A su turno, Pungan compartió la experiencia de gestión en el estado de Santa Catarina, donde la demanda energética se ubica por encima de la media nacional, obligando a buscar alternativas de financiamiento competitivas en un contexto macroeconómico complejo. «El sector de la distribución está entrando en un nuevo nivel de inversión, y cómo se realizan inversiones calificadas dentro del escenario macroeconómico quizás sea el mayor desafío para todas las empresas de distribución».

El CFO de Centrais Elétricas de Santa Catarina describió cómo un proyecto piloto implementado junto al Banco Interamericano de Desarrollo (BID) permitieron expandir la colocación de tecnología de medición en centros urbanos clave.

Julio Pungan compartió los resultados del plan de redes inteligentes aplicado en Santa Catarina junto al Banco Interamericano de Desarrollo.

«Llevamos a cabo un proyecto de red inteligente con un plan piloto en un pequeño municipio de Santa Catarina, con 40.000 consumidores. Y los resultados son extremadamente favorables en reducción de costos y la mejora de la eficiencia, lo que proporciona un balance muy favorable para la empresa en términos de posibilidades de obtener nuevos recursos y realizar nuevas inversiones», detalló el ejecutivo.

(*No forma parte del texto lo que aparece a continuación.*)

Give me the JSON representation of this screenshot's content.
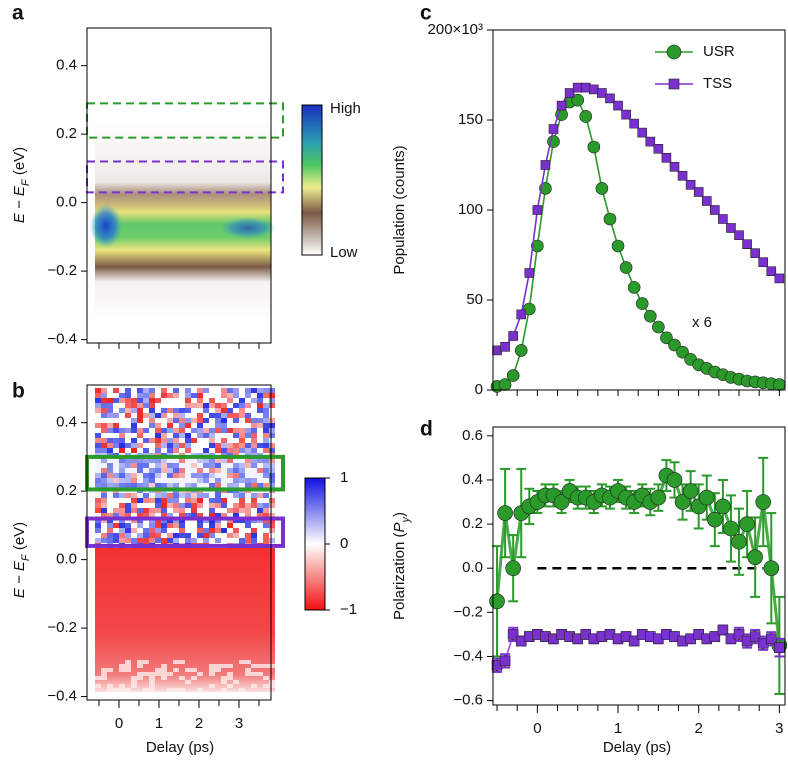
{
  "chart_data": [
    {
      "type": "heatmap",
      "panel": "a",
      "ylabel": [
        "E − E",
        "F",
        " (eV)"
      ],
      "xlim": [
        -0.8,
        3.8
      ],
      "ylim": [
        -0.41,
        0.51
      ],
      "yticks": [
        {
          "value": -0.4,
          "label": "−0.4"
        },
        {
          "value": -0.2,
          "label": "−0.2"
        },
        {
          "value": 0,
          "label": "0.0"
        },
        0.2,
        0.4
      ],
      "xticks_minor": [
        -0.5,
        0,
        0.5,
        1,
        1.5,
        2,
        2.5,
        3,
        3.5
      ],
      "colorbar_labels": [
        "High",
        "Low"
      ],
      "boxes": [
        {
          "ylim": [
            0.19,
            0.29
          ],
          "color": "#2a9a2a",
          "style": "dashed"
        },
        {
          "ylim": [
            0.03,
            0.12
          ],
          "color": "#7a2fcf",
          "style": "dashed"
        }
      ]
    },
    {
      "type": "heatmap",
      "panel": "b",
      "ylabel": [
        "E − E",
        "F",
        " (eV)"
      ],
      "xlabel": "Delay (ps)",
      "xlim": [
        -0.8,
        3.8
      ],
      "ylim": [
        -0.41,
        0.51
      ],
      "yticks": [
        {
          "value": -0.4,
          "label": "−0.4"
        },
        {
          "value": -0.2,
          "label": "−0.2"
        },
        {
          "value": 0,
          "label": "0.0"
        },
        0.2,
        0.4
      ],
      "xticks": [
        0,
        1,
        2,
        3
      ],
      "xticks_minor": [
        -0.5,
        0.5,
        1.5,
        2.5,
        3.5
      ],
      "clim": [
        -1,
        1
      ],
      "colorbar_ticks": [
        1,
        0,
        {
          "value": -1,
          "label": "−1"
        }
      ],
      "boxes": [
        {
          "ylim": [
            0.205,
            0.3
          ],
          "color": "#2a9a2a",
          "style": "solid"
        },
        {
          "ylim": [
            0.04,
            0.12
          ],
          "color": "#7a2fcf",
          "style": "solid"
        }
      ]
    },
    {
      "type": "line",
      "panel": "c",
      "ylabel": "Population (counts)",
      "xlim": [
        -0.55,
        3.07
      ],
      "ylim": [
        0,
        200
      ],
      "yticks": [
        0,
        50,
        100,
        150,
        {
          "value": 200,
          "label": "200×10³"
        }
      ],
      "xticks_minor": [
        -0.5,
        -0.25,
        0,
        0.25,
        0.5,
        0.75,
        1,
        1.25,
        1.5,
        1.75,
        2,
        2.25,
        2.5,
        2.75,
        3
      ],
      "legend": "upper right",
      "annotation": "x 6",
      "x": [
        -0.5,
        -0.4,
        -0.3,
        -0.2,
        -0.1,
        0,
        0.1,
        0.2,
        0.3,
        0.4,
        0.5,
        0.6,
        0.7,
        0.8,
        0.9,
        1,
        1.1,
        1.2,
        1.3,
        1.4,
        1.5,
        1.6,
        1.7,
        1.8,
        1.9,
        2,
        2.1,
        2.2,
        2.3,
        2.4,
        2.5,
        2.6,
        2.7,
        2.8,
        2.9,
        3
      ],
      "series": [
        {
          "name": "USR",
          "color": "#2a9a2a",
          "marker": "circle",
          "values": [
            2,
            3,
            8,
            22,
            45,
            80,
            112,
            138,
            153,
            160,
            161,
            152,
            135,
            112,
            95,
            80,
            68,
            57,
            48,
            41,
            35,
            29,
            25,
            21,
            17,
            14,
            12,
            10,
            8.5,
            7,
            6,
            5,
            4.5,
            4,
            3.5,
            3
          ]
        },
        {
          "name": "TSS",
          "color": "#7a2fcf",
          "marker": "square",
          "values": [
            22,
            24,
            30,
            42,
            65,
            100,
            125,
            145,
            158,
            165,
            168,
            168,
            167,
            165,
            162,
            158,
            153,
            148,
            143,
            138,
            134,
            129,
            124,
            119,
            114,
            110,
            105,
            100,
            95,
            90,
            86,
            81,
            76,
            71,
            66,
            62
          ]
        }
      ]
    },
    {
      "type": "scatter",
      "panel": "d",
      "ylabel": [
        "Polarization (",
        "P",
        "y",
        ")"
      ],
      "xlabel": "Delay (ps)",
      "xlim": [
        -0.55,
        3.07
      ],
      "ylim": [
        -0.62,
        0.64
      ],
      "yticks": [
        0.6,
        0.4,
        0.2,
        {
          "value": 0,
          "label": "0.0"
        },
        {
          "value": -0.2,
          "label": "−0.2"
        },
        {
          "value": -0.4,
          "label": "−0.4"
        },
        {
          "value": -0.6,
          "label": "−0.6"
        }
      ],
      "xticks": [
        0,
        1,
        2,
        3
      ],
      "xticks_minor": [
        -0.5,
        -0.25,
        0.25,
        0.5,
        0.75,
        1.25,
        1.5,
        1.75,
        2.25,
        2.5,
        2.75
      ],
      "hline": 0,
      "x": [
        -0.5,
        -0.4,
        -0.3,
        -0.2,
        -0.1,
        0,
        0.1,
        0.2,
        0.3,
        0.4,
        0.5,
        0.6,
        0.7,
        0.8,
        0.9,
        1,
        1.1,
        1.2,
        1.3,
        1.4,
        1.5,
        1.6,
        1.7,
        1.8,
        1.9,
        2,
        2.1,
        2.2,
        2.3,
        2.4,
        2.5,
        2.6,
        2.7,
        2.8,
        2.9,
        3
      ],
      "series": [
        {
          "name": "USR",
          "color": "#2a9a2a",
          "marker": "circle",
          "values": [
            -0.15,
            0.25,
            0,
            0.25,
            0.28,
            0.3,
            0.33,
            0.33,
            0.3,
            0.35,
            0.32,
            0.32,
            0.3,
            0.33,
            0.32,
            0.35,
            0.32,
            0.3,
            0.33,
            0.3,
            0.32,
            0.42,
            0.4,
            0.3,
            0.35,
            0.28,
            0.32,
            0.22,
            0.28,
            0.18,
            0.12,
            0.2,
            0.05,
            0.3,
            0,
            -0.35
          ],
          "errors": [
            0.25,
            0.2,
            0.15,
            0.2,
            0.08,
            0.05,
            0.05,
            0.05,
            0.05,
            0.05,
            0.05,
            0.05,
            0.05,
            0.05,
            0.05,
            0.05,
            0.05,
            0.05,
            0.05,
            0.06,
            0.06,
            0.07,
            0.08,
            0.08,
            0.09,
            0.1,
            0.1,
            0.12,
            0.12,
            0.15,
            0.15,
            0.15,
            0.18,
            0.2,
            0.25,
            0.22
          ]
        },
        {
          "name": "TSS",
          "color": "#7a2fcf",
          "marker": "square",
          "values": [
            -0.44,
            -0.42,
            -0.3,
            -0.33,
            -0.31,
            -0.3,
            -0.31,
            -0.32,
            -0.3,
            -0.31,
            -0.32,
            -0.3,
            -0.32,
            -0.31,
            -0.3,
            -0.32,
            -0.31,
            -0.33,
            -0.3,
            -0.31,
            -0.32,
            -0.3,
            -0.31,
            -0.33,
            -0.32,
            -0.3,
            -0.32,
            -0.31,
            -0.28,
            -0.32,
            -0.3,
            -0.33,
            -0.31,
            -0.34,
            -0.32,
            -0.36
          ],
          "errors": [
            0.03,
            0.03,
            0.03,
            0.02,
            0.02,
            0.02,
            0.02,
            0.02,
            0.02,
            0.02,
            0.02,
            0.02,
            0.02,
            0.02,
            0.02,
            0.02,
            0.02,
            0.02,
            0.02,
            0.02,
            0.02,
            0.02,
            0.02,
            0.02,
            0.02,
            0.02,
            0.02,
            0.02,
            0.02,
            0.02,
            0.03,
            0.03,
            0.03,
            0.03,
            0.03,
            0.04
          ]
        }
      ]
    }
  ]
}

Argentina y el camino de innovación

Rodrigo Santander analizó las limitaciones estructurales que poseen las legislaciones vigentes en la región para acompañar la evolución tecnológica. «Todos estamos hablando de la transición energética, con la innovación permanente, con todos los institutos que van apareciendo, con el paradigma que constantemente va evolucionando y nos va pidiendo cada vez más inversión. Pero por otro lado, en la Argentina y en Latinoamérica tenemos una regulación pensada para otros tiempos«

«Los reconocimientos tarifarios sobre toda tecnología son ex post, con lo cual no hay previsibilidad, la mayoría de las tarifas se siguen rigiendo por el sistema Price Cap en Latinoamérica, entonces no hay mucho lugar para incentivos en todo este escenario», precisó el asesor legal de la compañía distribuidora salteña y miembro de Adelat.

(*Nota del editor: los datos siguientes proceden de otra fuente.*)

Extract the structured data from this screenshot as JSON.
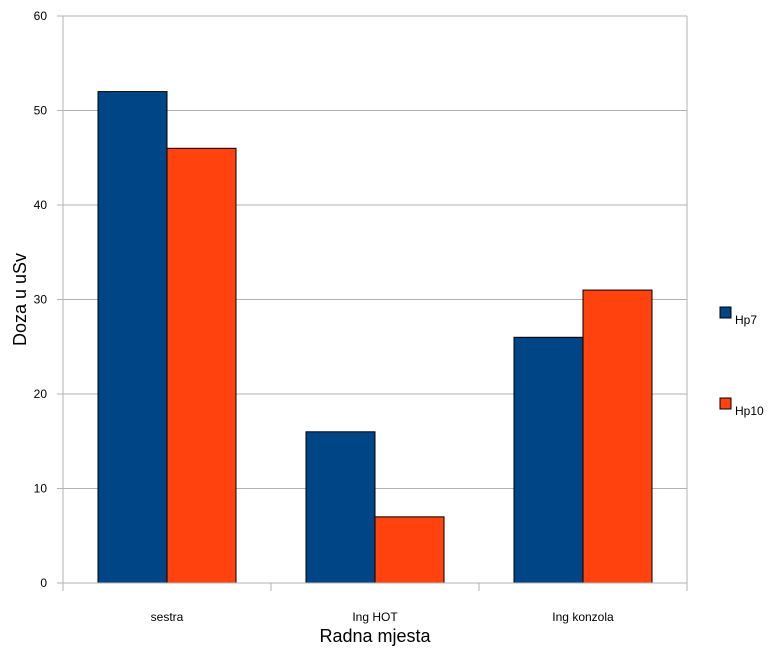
{
  "chart_data": {
    "type": "bar",
    "categories": [
      "sestra",
      "Ing HOT",
      "Ing konzola"
    ],
    "series": [
      {
        "name": "Hp7",
        "values": [
          52,
          16,
          26
        ],
        "color": "#004586"
      },
      {
        "name": "Hp10",
        "values": [
          46,
          7,
          31
        ],
        "color": "#ff420e"
      }
    ],
    "xlabel": "Radna mjesta",
    "ylabel": "Doza u uSv",
    "ylim": [
      0,
      60
    ],
    "yticks": [
      0,
      10,
      20,
      30,
      40,
      50,
      60
    ],
    "grid": true,
    "legend_position": "right"
  }
}
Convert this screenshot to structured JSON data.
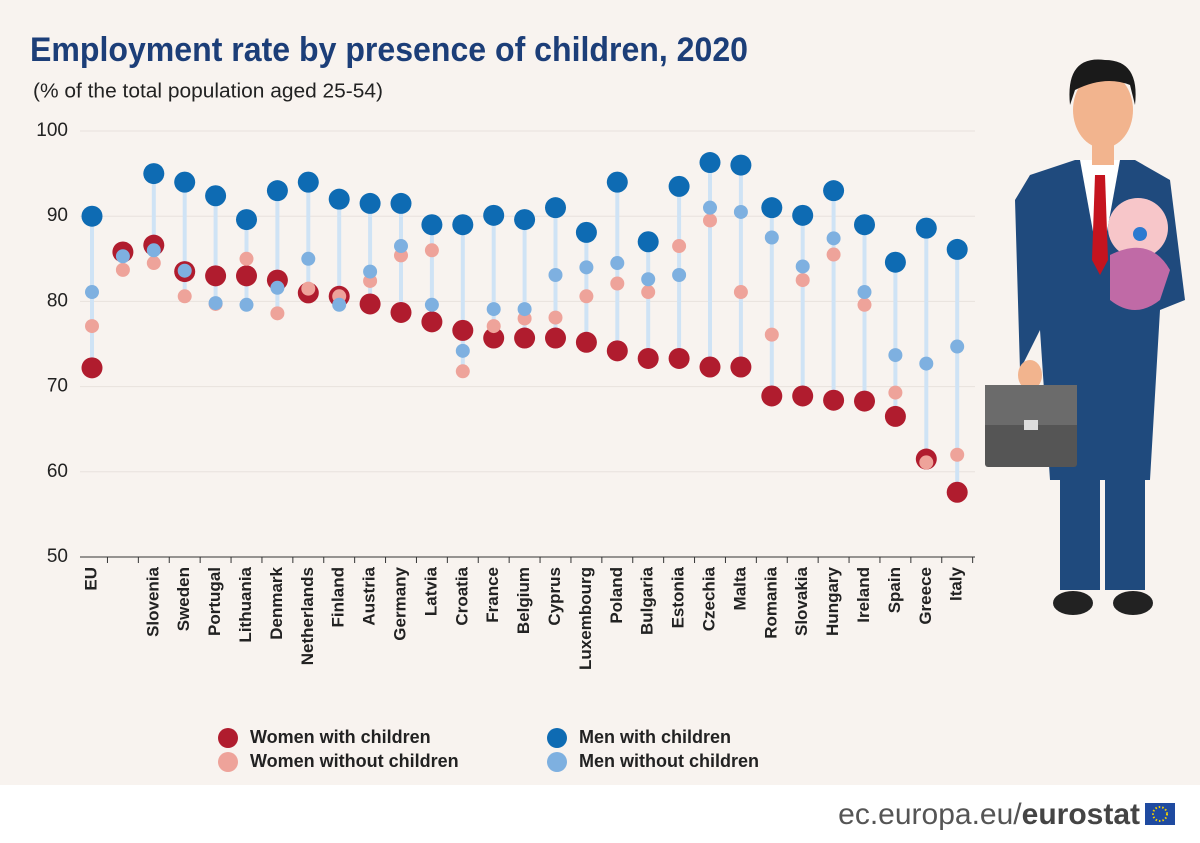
{
  "chart_data": {
    "type": "dot",
    "title": "Employment rate by presence of children, 2020",
    "subtitle": "(% of the total population aged 25-54)",
    "categories": [
      "EU",
      null,
      "Slovenia",
      "Sweden",
      "Portugal",
      "Lithuania",
      "Denmark",
      "Netherlands",
      "Finland",
      "Austria",
      "Germany",
      "Latvia",
      "Croatia",
      "France",
      "Belgium",
      "Cyprus",
      "Luxembourg",
      "Poland",
      "Bulgaria",
      "Estonia",
      "Czechia",
      "Malta",
      "Romania",
      "Slovakia",
      "Hungary",
      "Ireland",
      "Spain",
      "Greece",
      "Italy"
    ],
    "series": [
      {
        "name": "Women with children",
        "color": "#b01c2e",
        "values": [
          72.2,
          85.8,
          86.6,
          83.5,
          83.0,
          83.0,
          82.5,
          81.0,
          80.6,
          79.7,
          78.7,
          77.6,
          76.6,
          75.7,
          75.7,
          75.7,
          75.2,
          74.2,
          73.3,
          73.3,
          72.3,
          72.3,
          68.9,
          68.9,
          68.4,
          68.3,
          66.5,
          61.5,
          57.6
        ]
      },
      {
        "name": "Women without children",
        "color": "#eea39a",
        "values": [
          77.1,
          83.7,
          84.5,
          80.6,
          79.7,
          85.0,
          78.6,
          81.5,
          80.6,
          82.4,
          85.4,
          86.0,
          71.8,
          77.1,
          78.0,
          78.1,
          80.6,
          82.1,
          81.1,
          86.5,
          89.5,
          81.1,
          76.1,
          82.5,
          85.5,
          79.6,
          69.3,
          61.1,
          62.0
        ]
      },
      {
        "name": "Men with children",
        "color": "#0e6bb3",
        "values": [
          90.0,
          null,
          95.0,
          94.0,
          92.4,
          89.6,
          93.0,
          94.0,
          92.0,
          91.5,
          91.5,
          89.0,
          89.0,
          90.1,
          89.6,
          91.0,
          88.1,
          94.0,
          87.0,
          93.5,
          96.3,
          96.0,
          91.0,
          90.1,
          93.0,
          89.0,
          84.6,
          88.6,
          86.1
        ]
      },
      {
        "name": "Men without children",
        "color": "#7eb0e0",
        "values": [
          81.1,
          85.3,
          86.0,
          83.6,
          79.8,
          79.6,
          81.6,
          85.0,
          79.6,
          83.5,
          86.5,
          79.6,
          74.2,
          79.1,
          79.1,
          83.1,
          84.0,
          84.5,
          82.6,
          83.1,
          91.0,
          90.5,
          87.5,
          84.1,
          87.4,
          81.1,
          73.7,
          72.7,
          74.7
        ]
      }
    ],
    "ylim": [
      50,
      100
    ],
    "yticks": [
      50,
      60,
      70,
      80,
      90,
      100
    ],
    "grid": true
  },
  "footer": {
    "site": "ec.europa.eu/",
    "brand": "eurostat"
  }
}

Frente a este panorama, Santander ponderó la adopción del modelo de sandbox regulatorio, una herramienta de experimentación tomada de la experiencia brasileña que ya se implementa con dos proyectos pilotos en Salta. «Estamos embarcados en intentar, bajo una nueva lógica, normalizar barrios populares con una tarifa reducida, pero también con un régimen de calidad diferenciado, y que posteriormente vaya convergiendo a la normalidad regulatoria, que son las bondades que nos permite un sandbox. Poder aplicar, en conjunto con el regulador, una normativa particular para tratar un tema de innovación regulatoria».

Rodrigo Santander resaltó la implementación de sandbox regulatorios como herramienta para anticipar las inversiones en la transición.

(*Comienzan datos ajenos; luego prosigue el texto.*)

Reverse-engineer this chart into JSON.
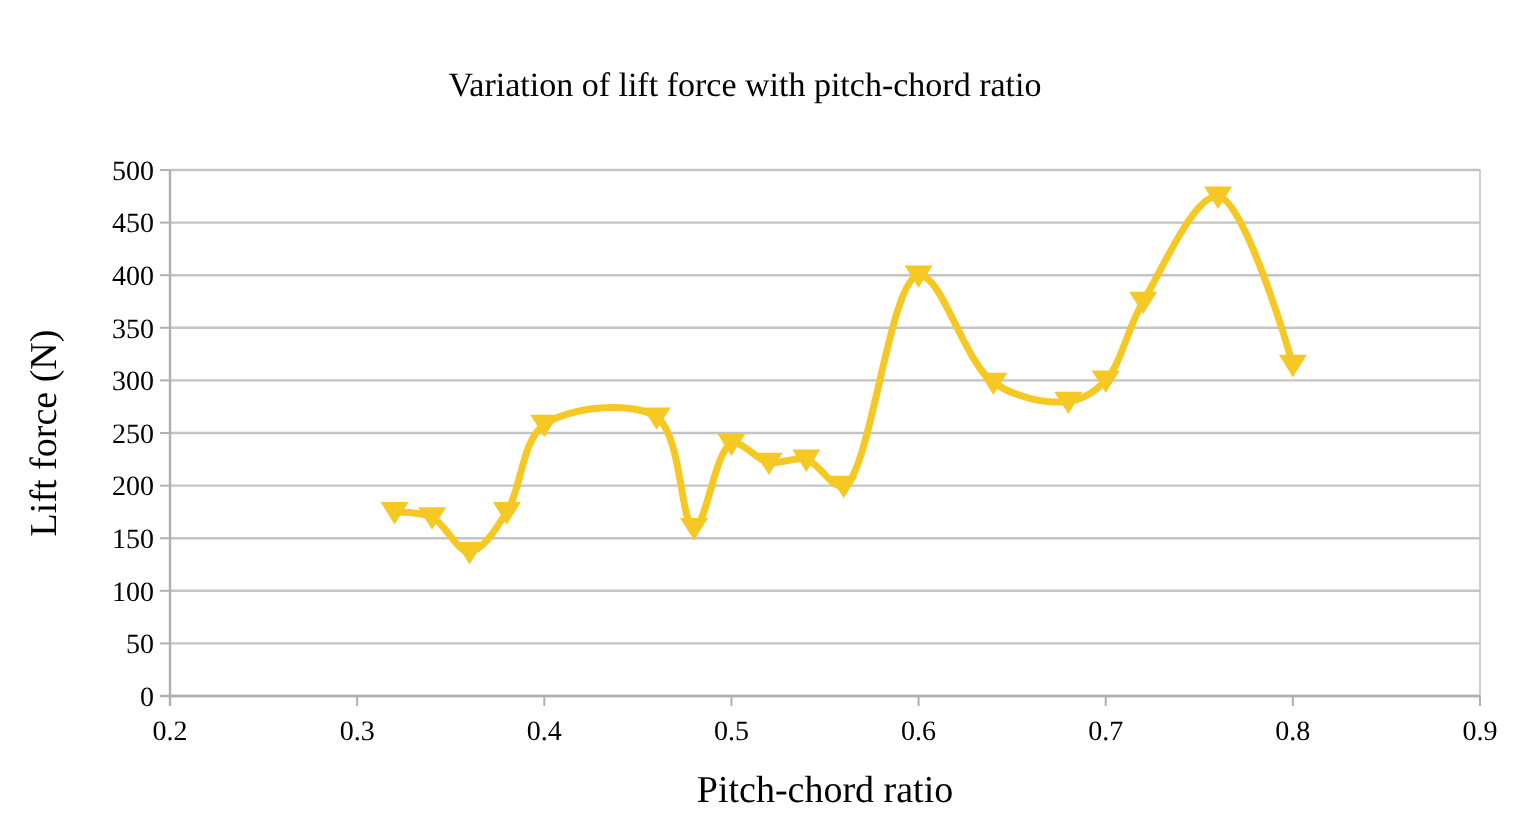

El cierre del panel estuvo a cargo Raúl Bertero, quien aportó una perspectiva histórica al señalar que «el modelo regulatorio de la Argentina fue tomado de lo más avanzado que había en la época que se hizo la privatización en los 90, que era el modelo inglés, e ingresó en crisis en el 2001. Cuando hablamos de tarifas inteligentes, diría que en ese ciclo que ocurrió después, se tomaron muchas medidas justamente no inteligentes. Hay un montón de cosas que arreglar de ese sistema».

«Entonces, cuando nosotros tenemos que modernizarnos, hay una inversión para hacer, que es muy difícil cuando todavía se están recuperando tarifas que están atrasadas respecto de la realidad», puntualizó el académico. No obstante las dificultades del contexto actual, Bertero proyectó un escenario de alta eficiencia regido por tarifas horarias dinámicas y tecnología descentralizada, advirtiendo sobre la responsabilidad social que debe asumir la regulación.

«Va a haber que hacer un cambio de modelo, va a haber que ir a las tarifas inteligentes porque eso es menores costos y más eficiencia. Pero el centro de eso, son los medidores inteligentes. Este futuro donde llegas a la casa y ya prendiste el aire acondicionado con el celular no se debe lograr agudizando las enormes diferencias sociales que hay en Latinoamérica. La regulación tiene que paliar y ayudar a que esos barrios populares sean consumidores, protegidos, modernizados«, advirtió.

Raúl Bertero analizó la necesidad de avanzar hacia un modelo de tarifas inteligentes centrado en la eficiencia y la equidad social.